Ils restèrent tous les deux silencieux quelques minutes comme s'ils récitaient une prière informelle, puis la bonne, d'un certain âge déjà, déposa une soupière sur la table. En silence toujours, ils se servirent deux louches Minestrone.

- Tu as vu Charles ?

- Oui.

La discussion en resta là et Scott servit le vin.

- De toute façon... je m'en fiche, relança Scott.

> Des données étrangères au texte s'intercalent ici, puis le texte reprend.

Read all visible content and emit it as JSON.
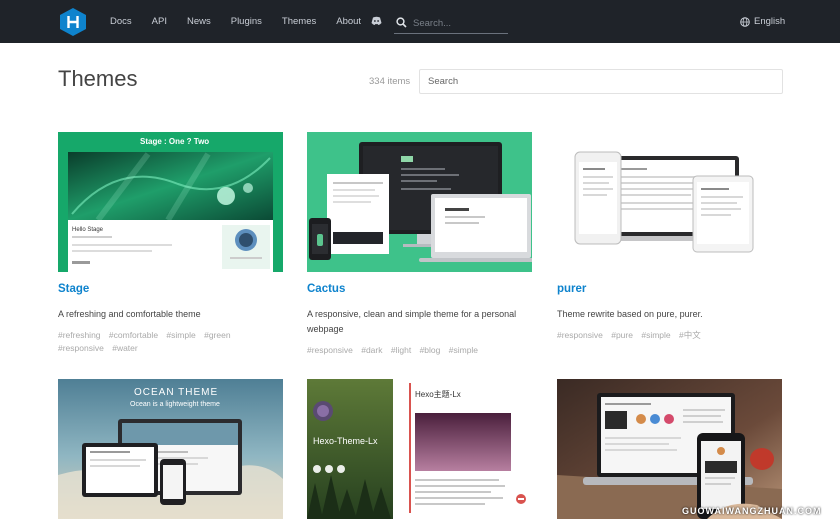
{
  "nav": {
    "links": [
      "Docs",
      "API",
      "News",
      "Plugins",
      "Themes",
      "About"
    ],
    "search_placeholder": "Search...",
    "language": "English"
  },
  "header": {
    "title": "Themes",
    "count": "334 items",
    "search_placeholder": "Search"
  },
  "themes": [
    {
      "name": "Stage",
      "description": "A refreshing and comfortable theme",
      "tags": [
        "#refreshing",
        "#comfortable",
        "#simple",
        "#green",
        "#responsive",
        "#water"
      ],
      "thumb": {
        "banner": "Stage : One ? Two",
        "post_title": "Hello Stage"
      }
    },
    {
      "name": "Cactus",
      "description": "A responsive, clean and simple theme for a personal webpage",
      "tags": [
        "#responsive",
        "#dark",
        "#light",
        "#blog",
        "#simple"
      ]
    },
    {
      "name": "purer",
      "description": "Theme rewrite based on pure, purer.",
      "tags": [
        "#responsive",
        "#pure",
        "#simple",
        "#中文"
      ]
    },
    {
      "thumb": {
        "title": "OCEAN THEME",
        "subtitle": "Ocean is a lightweight theme"
      }
    },
    {
      "thumb": {
        "title": "Hexo-Theme-Lx",
        "post_title": "Hexo主题-Lx"
      }
    },
    {
      "thumb": {}
    }
  ],
  "watermark": "GUOWAIWANGZHUAN.COM",
  "colors": {
    "nav_bg": "#1f2329",
    "link": "#0e83cd",
    "logo": "#0e83cd",
    "stage_green": "#16a86a",
    "cactus_green": "#3ec28a"
  }
}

- Ça c'est pas bien passé, alors ?

- Avec mon père, de toutes façons... rien n'a jamais été gratuit... même de là où il est, il reste égal à lui-même.

- C'est ton père...

- Tu sais, Tata, j'ai pas besoin de son fric, moi... j'en ai rien à foutre !

- Qu'est-ce qu'il s'est passé ?

- De la merde ! Rien que de la merde ! Un putain de deal de merde avec l'au-delà !

Alors Scott expliqua le deal à sa tante et ajouta qu'il en avait finit avec les menaces et les manipulations de son père. Il lui dit aussi, pour mettre fin à toute spéculation, qu'il lui laisserai le château, l'exploitation et tout le reste, que sa vie était ailleurs aujourd'hui et qu'après son départ, il ne remettrait certainement plus jamais les pieds ici. Puis il y eut un long silence.

- Tu vis avec quelqu'un ? demanda sa tante.

- Oui...

- Tu sais... il faut comprendre ton père... il n'était pas idiot...

- Non, mais il était un peu con...

- Il n'en parlait jamais... mais... au fond de lui, il savait bien... que tu n'étais pas... enfin... que tu étais...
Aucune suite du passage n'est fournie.